On a rather more sinister note. Matisse has started sneezing. I kick myself now for not vaccinating them when I had the chance. We had some recently expired F5's at work. We can't sell them to clients so were welcome to use them on strays (like Natalia) or on our own cats. Brought two vials home and then returned them the next day. The reason? My own cats intimidate me. If I took them into the surgery they could be vaccinated but here in their own home...just trying to de-flea Matisse is a major operation. He is so strong and so determined and so frightened (why?) that it is almost impossible to put a drop of stuff on the back of his neck. The thought of trying to hold him still while I gave him a needle was just too demoralizing. So now the prospect of him possibly having cat flu (with Nairobi to follow soon after?) is on the horizon. He's been sneezing since yesterday. Gave him the Natalia's last dose of Vibravet a few minutes ago. Just as I expected. He exploded then ran and hid. But he got the antibiotics.

On the bird front. Good stuff. Jack went for a wander yesterday clear to the back of the horse yards. Found himself a fallen branch and started to preen.
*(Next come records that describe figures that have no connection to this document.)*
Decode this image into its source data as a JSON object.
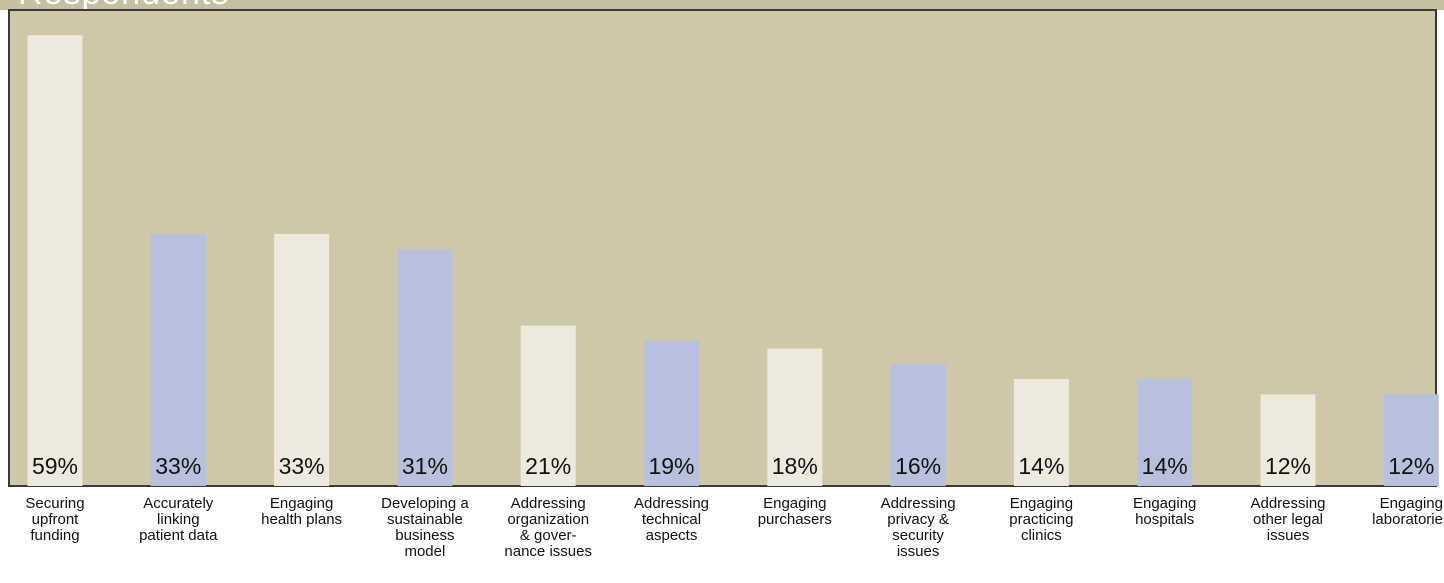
{
  "title": "Respondents",
  "colors": {
    "plot_background": "#cfc7a9",
    "plot_border": "#3a3a3a",
    "bar_light": "#ede9dd",
    "bar_blue": "#b7c1dd"
  },
  "chart_data": {
    "type": "bar",
    "title": "Respondents",
    "xlabel": "",
    "ylabel": "",
    "ylim": [
      0,
      63
    ],
    "grid": false,
    "categories": [
      "Securing upfront funding",
      "Accurately linking patient data",
      "Engaging health plans",
      "Developing a sustainable business model",
      "Addressing organization & gover-nance issues",
      "Addressing technical aspects",
      "Engaging purchasers",
      "Addressing privacy & security issues",
      "Engaging practicing clinics",
      "Engaging hospitals",
      "Addressing other legal issues",
      "Engaging laboratories"
    ],
    "category_lines": [
      [
        "Securing",
        "upfront",
        "funding"
      ],
      [
        "Accurately",
        "linking",
        "patient data"
      ],
      [
        "Engaging",
        "health plans"
      ],
      [
        "Developing a",
        "sustainable",
        "business",
        "model"
      ],
      [
        "Addressing",
        "organization",
        "& gover-",
        "nance issues"
      ],
      [
        "Addressing",
        "technical",
        "aspects"
      ],
      [
        "Engaging",
        "purchasers"
      ],
      [
        "Addressing",
        "privacy &",
        "security",
        "issues"
      ],
      [
        "Engaging",
        "practicing",
        "clinics"
      ],
      [
        "Engaging",
        "hospitals"
      ],
      [
        "Addressing",
        "other legal",
        "issues"
      ],
      [
        "Engaging",
        "laboratories"
      ]
    ],
    "values": [
      59,
      33,
      33,
      31,
      21,
      19,
      18,
      16,
      14,
      14,
      12,
      12
    ],
    "labels": [
      "59%",
      "33%",
      "33%",
      "31%",
      "21%",
      "19%",
      "18%",
      "16%",
      "14%",
      "14%",
      "12%",
      "12%"
    ],
    "bar_colors": [
      "#ede9dd",
      "#b7c1dd",
      "#ede9dd",
      "#b7c1dd",
      "#ede9dd",
      "#b7c1dd",
      "#ede9dd",
      "#b7c1dd",
      "#ede9dd",
      "#b7c1dd",
      "#ede9dd",
      "#b7c1dd"
    ]
  }
}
He's quit attacking R's boots when he comes out. He's very interesting to watch actually as he tap tap taps his toes, one front one back lightly against the leather of R's work boots while squinting up at us with one dark eye. He's gone from having a go to just testing the water. Finally, yesterday he lost interest and wandered off yet when I asked him to step onto the tea tree branch he did so willingly. I was very proud of him. I think he understands that he is allowed out like the galahs but like the galahs after 20 or 30 minutes he has to return. I do make it worth his while by giving him a reward when he returns.

I'm trying something different with Dimitri. It's a slow process but I think I'm finally doing something sensible. He is so frightened of hands that giving him treats is always a challenge unless the treat is tossed to him or I spend many many minutes encouraging him to take it from my oh so still had. Now I've filled a small coop cup with budgie mix (he loves budgie mix) and I'm using that as the t in c/t. When he targets the stick I put the bowl down. He takes one to 5 nibbles and then I remove it. In that process my hand extends to put the bowl down and again to remove it. He gallops off when I remove the bowl but he isn't galloping as fast or as far as he did yesterday. Over time I believe he'll get used to it and will behave as Tachimedes does; Tach just eats out of the bowl while I hold it. That is something to aim for.

On the dream front. Not much luck. The first night I told myself to 'see my hands' in a dream I dreamed of spilling something, contents from a box? pages from a book? across the floor. I picked them up with my hands, saw my hands in the dream but didn't twig about it until I woke and remembered the dream.

For some reason my dream life is very silent. I'm dreaming I'm just not remembering them. I didn't used to have a problem with remembering dreams if I cued myself to remember as I drifted off to sleep so assume it's some kind of blockage I've arranged for myself for some unknown reason. I did have an imaginary stroll through the universe however. Imagination is such a brilliant tool. I used to have flying dreams but haven't been blessed with one for years so thought I'd make my own; not flying around a few hundred meters above the ground but straight up into the black velvety silence of outer space.

Meditation after yoga was pretty good today, good for me anyway so in tune with monkey mind. Still alot of chattering but glimmers of stillness. I've been pretty regular with yoga. Did an hour today without realizing how quickly the time had gone. There is improvement in my flexibility too, especially my neck. Other joints will take longer but that's okay. I feel so much better after a session, not only physically but mentally. It does calm me. I move with the breath and that centering does something blissful for the whole of me.